12-18 years old

And we are already at puberty. One of the most difficult times for teenagers and parents. There are major hormonal and brain changes in the teenager. The part of the brain that cares about understanding the cause and the consequences is a little blurred so that a person is ready to go without fear into the independent life. Therefore, during these years, there is also the greatest gap between the teenager and the parents. The teenager's parents see the child, and the teenager gets closer to adulthood day by day. Here I also notice the biggest disconnection between the image of the parents about their teenager and the reality that he or she is experiencing.

The teenager is growing up and he/she increasingly feels that he/she does not match with the perception his or her parents have about him/her. Therefore, he/she feels that he/she is misunderstood and alone against the world. He/she is fighting the battle with his/her parents and above all with himself. The battle between what he/she wants and what their parents want.

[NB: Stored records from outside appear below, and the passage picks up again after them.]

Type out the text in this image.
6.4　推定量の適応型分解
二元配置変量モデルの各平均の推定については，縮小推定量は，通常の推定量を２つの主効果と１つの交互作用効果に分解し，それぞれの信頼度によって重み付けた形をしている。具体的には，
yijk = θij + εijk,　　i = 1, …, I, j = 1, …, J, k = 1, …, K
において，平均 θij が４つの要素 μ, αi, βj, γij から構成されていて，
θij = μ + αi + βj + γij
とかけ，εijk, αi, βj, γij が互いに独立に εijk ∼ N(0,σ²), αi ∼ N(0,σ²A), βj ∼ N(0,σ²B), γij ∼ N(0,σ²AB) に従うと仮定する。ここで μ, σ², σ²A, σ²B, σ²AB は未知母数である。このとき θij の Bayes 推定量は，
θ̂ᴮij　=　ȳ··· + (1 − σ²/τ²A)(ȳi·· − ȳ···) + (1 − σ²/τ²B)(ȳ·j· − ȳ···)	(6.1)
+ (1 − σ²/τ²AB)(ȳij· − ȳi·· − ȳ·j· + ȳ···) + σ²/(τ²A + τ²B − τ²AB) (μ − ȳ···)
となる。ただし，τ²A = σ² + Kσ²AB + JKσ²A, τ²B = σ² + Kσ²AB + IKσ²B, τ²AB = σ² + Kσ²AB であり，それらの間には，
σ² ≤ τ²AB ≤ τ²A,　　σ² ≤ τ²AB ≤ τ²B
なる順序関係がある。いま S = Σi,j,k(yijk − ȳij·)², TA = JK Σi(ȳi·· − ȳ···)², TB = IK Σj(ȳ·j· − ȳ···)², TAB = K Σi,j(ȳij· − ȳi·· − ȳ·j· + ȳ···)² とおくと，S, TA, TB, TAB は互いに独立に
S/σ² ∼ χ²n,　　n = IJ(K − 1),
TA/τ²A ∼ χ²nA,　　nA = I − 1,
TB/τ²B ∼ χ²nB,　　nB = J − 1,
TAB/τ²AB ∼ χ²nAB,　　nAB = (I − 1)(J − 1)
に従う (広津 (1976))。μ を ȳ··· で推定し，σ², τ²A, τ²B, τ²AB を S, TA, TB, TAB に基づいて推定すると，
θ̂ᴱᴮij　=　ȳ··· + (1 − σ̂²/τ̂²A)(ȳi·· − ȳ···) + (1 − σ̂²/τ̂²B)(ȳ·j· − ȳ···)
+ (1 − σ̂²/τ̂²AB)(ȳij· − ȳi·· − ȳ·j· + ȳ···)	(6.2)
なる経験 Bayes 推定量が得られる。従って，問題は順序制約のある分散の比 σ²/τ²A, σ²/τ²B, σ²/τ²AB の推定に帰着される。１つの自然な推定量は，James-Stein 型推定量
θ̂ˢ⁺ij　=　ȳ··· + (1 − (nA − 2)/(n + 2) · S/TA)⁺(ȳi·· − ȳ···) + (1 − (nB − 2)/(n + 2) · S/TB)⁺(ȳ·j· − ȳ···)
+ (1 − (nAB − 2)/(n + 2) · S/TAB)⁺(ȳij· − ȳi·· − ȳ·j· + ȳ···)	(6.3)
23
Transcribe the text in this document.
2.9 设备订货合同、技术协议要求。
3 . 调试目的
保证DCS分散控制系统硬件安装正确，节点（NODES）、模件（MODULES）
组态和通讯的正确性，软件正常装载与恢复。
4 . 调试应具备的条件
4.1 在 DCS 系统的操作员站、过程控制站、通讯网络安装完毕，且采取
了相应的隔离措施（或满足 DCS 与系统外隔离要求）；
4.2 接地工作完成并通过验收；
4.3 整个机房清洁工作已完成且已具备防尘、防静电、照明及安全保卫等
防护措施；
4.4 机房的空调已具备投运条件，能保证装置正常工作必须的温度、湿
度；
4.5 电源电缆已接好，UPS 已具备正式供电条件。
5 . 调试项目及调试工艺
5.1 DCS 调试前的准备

If, from day one, we have not made sure that the child has taken responsibility for the things he was already capable of doing on his own, we have even more challenges during this period. This is also a period in which much can still be corrected. However, we need to be aware that we are starting to build a relationship that will be a relationship between two adults at the end of this era. We need to give the teen his space and stand empathetically by his/her side. Without coercion and force, because force only brings more friction and new force. We must be aware that this period will pass and the sun will shine again.